Munthe era grande amico degli animali e prese spesso le loro difese, scrivendo articoli polemici e devolvendo parte delle sue entrate alla protezione animali. Nel suo testamento lasciò 100.000 corone alla protezione animali svedese per combattere la riduzione in cattività degli animali e per proteggere gli uccelli migratori. Durante la sua vita donò fondi alla scuola di specializzazione in veterinaria per la cura dei cani estoni e per gli amici dei piccoli volatili. Nel 1944 arrivò a pagare la tassa di proprietà sui cani per gli anziani indigenti di Stoccolma.

Era stato un cacciatore in gioventù, ma si oppose, più tardi, a tutte le forme di caccia praticata come passatempo. Considerava, invece, legittima la vivisezione sugli animali finché praticata con finalità scientifiche.

Condannava duramente i circhi itineranti. In “Lettere e schizzi” - Bref och skisser descrive accuratamente il loro funzionamento e le condizioni in cui vivevano gli animali.

Ci restituisce l’immagine dell’orso seduto in una gabbia talmente stretta da non permettergli di alzarsi. Rimane seduto con la parte superiore del corpo eretta e la sua testa dondola apaticamente avanti e indietro.
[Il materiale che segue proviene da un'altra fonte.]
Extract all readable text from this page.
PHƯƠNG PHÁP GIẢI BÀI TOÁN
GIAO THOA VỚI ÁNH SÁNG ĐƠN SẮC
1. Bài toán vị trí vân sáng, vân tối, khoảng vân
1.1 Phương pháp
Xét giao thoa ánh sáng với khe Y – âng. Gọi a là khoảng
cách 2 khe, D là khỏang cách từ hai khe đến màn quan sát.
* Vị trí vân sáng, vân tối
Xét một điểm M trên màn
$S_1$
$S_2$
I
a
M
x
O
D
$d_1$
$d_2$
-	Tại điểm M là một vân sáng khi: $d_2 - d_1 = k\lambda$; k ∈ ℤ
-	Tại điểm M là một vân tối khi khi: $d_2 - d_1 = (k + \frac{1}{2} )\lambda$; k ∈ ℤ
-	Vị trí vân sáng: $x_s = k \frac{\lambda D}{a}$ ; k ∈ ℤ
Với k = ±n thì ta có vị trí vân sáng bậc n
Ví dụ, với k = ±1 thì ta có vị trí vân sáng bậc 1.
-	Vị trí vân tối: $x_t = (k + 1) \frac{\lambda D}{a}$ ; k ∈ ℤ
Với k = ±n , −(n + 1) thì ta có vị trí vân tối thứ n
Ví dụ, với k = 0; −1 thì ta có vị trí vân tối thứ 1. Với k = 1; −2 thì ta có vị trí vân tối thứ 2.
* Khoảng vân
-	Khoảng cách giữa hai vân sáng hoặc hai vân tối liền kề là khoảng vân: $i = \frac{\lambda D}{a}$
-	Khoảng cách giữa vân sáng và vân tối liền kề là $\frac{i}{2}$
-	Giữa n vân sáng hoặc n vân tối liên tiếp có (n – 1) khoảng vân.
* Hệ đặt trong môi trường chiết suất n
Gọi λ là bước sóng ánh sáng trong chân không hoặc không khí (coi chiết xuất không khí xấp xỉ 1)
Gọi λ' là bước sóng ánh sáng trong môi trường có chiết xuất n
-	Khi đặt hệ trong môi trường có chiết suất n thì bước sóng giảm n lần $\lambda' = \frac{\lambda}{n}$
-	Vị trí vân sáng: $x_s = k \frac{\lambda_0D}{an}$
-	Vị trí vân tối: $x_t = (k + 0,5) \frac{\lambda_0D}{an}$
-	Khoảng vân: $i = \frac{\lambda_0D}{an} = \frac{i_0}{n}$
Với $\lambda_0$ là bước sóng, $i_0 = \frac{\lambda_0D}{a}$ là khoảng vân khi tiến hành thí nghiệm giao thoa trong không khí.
Descrive anche l’aquila reale, catturata da piccola, che, a tre anni di età, non sarebbe sopravvissuta a lungo, dato che tenuta in gabbia si lascia morire. Le descrizioni minuziose del comportamento degli animali e del loro stato emotivo in Bref och skisser, dimostrano la volontà Munthe di stimolare una presa di posizione del lettore contro la messa in cattività degli animali. Si rivolgeva direttamente al lettore e introduceva il racconto sottolineando che avrebbe descritto gli animali per il lettore.

L’appello diretto al lettore costituisce, a mio parere, un riuscito tentativo di Munthe ad attirare la compassione e l’attenzione del lettore.

Munthe ammise di avere lui stesso, da giovane, rinchiuso gli animali in gabbia, ma che tentava ora di rimediare, facendo del suo meglio. L’ammissione di colpa rafforza, a mio avviso, la credibilità dell’impegno di Munthe in favore degli animali.

I cani, in particolar modo, erano cari al cuore di Munthe e durante un periodo a San Michele ne ebbe otto. Li riteneva gli esseri viventi sul piano morale più simili a noi e degni di essere amati. Andavano addestrati con pazienza e dando loro piccole ricompense e non bisognava mai usare violenza a un cane.

Credeva nella telepatia tra cani e uomini, sostenendo che il cane è in grado di leggere i pensieri del suo padrone.

Il più amato dei suoi cani fu un gran danese di nome Puck. Quanto profondamente fosse affezionato a Puck lo testimonio la scelta di Munthe di sostituire il proprio nome con Puck al momento di pubblicare alcuni articoli.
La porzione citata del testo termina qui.